Why risk innocent lives?

CHRIS BRAITHWAITE
Publisher, The Chronicle
Barton, Vermont

POSTED: 07.24.06

Every once in a while we come upon an account of a high-speed police chase that makes us wonder. This is one of those weeks.

[The Chronicle] has a story about a 17-year-old who, police say, led them on a 38-mile chase through Derby, Charleston, Westmore, Barton, Orleans, and Brownington, Vermont before, his tires shredded by the spike strips police set in his path, the kid finally gave up.

In the document they filed to support the charges against the young driver, police emphasize the dangers involved in such a chase. Pursued and pursuer hit 100 miles an hour, went through Derby Village at speeds of between 50 and 70, and the young driver passed cars on blind curves and hills.

The police caught up with him, at last, and made their point: Running from the cops is a dumb idea. It ís an important point, and driving it home, so to speak, is no doubt one reason police hate to give up on a high-speed chase.

But what about the people in the cars that could have been just around that curve, just over the brow of that blind hill, or just cruising through the village on a busy Friday afternoon? A head-on collision is a high price to pay for the capture of a runaway 17-year-old.

At one point on the interstate, the State Police officer who first gave chase got within two car lengths of the car, close enough, he said, to read its license plate.
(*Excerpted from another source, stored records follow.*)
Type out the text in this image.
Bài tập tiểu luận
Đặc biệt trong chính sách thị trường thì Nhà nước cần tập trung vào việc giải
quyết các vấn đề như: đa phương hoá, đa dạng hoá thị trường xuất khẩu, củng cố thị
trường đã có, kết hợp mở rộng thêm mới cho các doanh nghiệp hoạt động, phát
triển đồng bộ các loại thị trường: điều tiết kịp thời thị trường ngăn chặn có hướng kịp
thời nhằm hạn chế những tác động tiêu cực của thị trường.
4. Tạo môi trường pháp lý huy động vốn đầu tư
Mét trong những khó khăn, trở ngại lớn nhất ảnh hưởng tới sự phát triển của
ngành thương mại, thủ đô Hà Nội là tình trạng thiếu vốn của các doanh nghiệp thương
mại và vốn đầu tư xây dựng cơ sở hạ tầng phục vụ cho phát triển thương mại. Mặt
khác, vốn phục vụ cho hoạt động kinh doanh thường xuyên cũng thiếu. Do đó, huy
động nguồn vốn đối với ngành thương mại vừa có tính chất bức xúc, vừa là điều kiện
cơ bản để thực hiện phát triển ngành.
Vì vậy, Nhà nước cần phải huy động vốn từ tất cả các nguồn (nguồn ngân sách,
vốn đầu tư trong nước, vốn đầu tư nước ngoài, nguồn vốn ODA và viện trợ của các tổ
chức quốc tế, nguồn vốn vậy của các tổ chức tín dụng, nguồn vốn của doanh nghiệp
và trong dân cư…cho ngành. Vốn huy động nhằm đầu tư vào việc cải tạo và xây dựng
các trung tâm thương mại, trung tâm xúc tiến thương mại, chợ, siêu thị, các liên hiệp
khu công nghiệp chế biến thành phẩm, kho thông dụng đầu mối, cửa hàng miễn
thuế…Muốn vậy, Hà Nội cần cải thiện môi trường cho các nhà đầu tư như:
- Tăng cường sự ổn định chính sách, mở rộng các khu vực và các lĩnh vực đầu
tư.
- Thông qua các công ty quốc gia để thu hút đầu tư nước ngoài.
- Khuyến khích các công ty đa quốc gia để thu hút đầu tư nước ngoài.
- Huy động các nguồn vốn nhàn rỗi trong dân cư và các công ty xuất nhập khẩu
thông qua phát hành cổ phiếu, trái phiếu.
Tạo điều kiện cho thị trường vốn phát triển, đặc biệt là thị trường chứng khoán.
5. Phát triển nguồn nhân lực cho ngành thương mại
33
What if he had broken off the chase at that point, and gone to see the car's owner later?

Maybe we need a law that says the owner of a car that runs from police is the presumed driver, unless he or she can prove otherwise.

It wouldn't be perfect. It wouldn't give police the occasional satisfaction of proving that they are absolute monarchs of the road. But it might make life a little safer for the rest of us.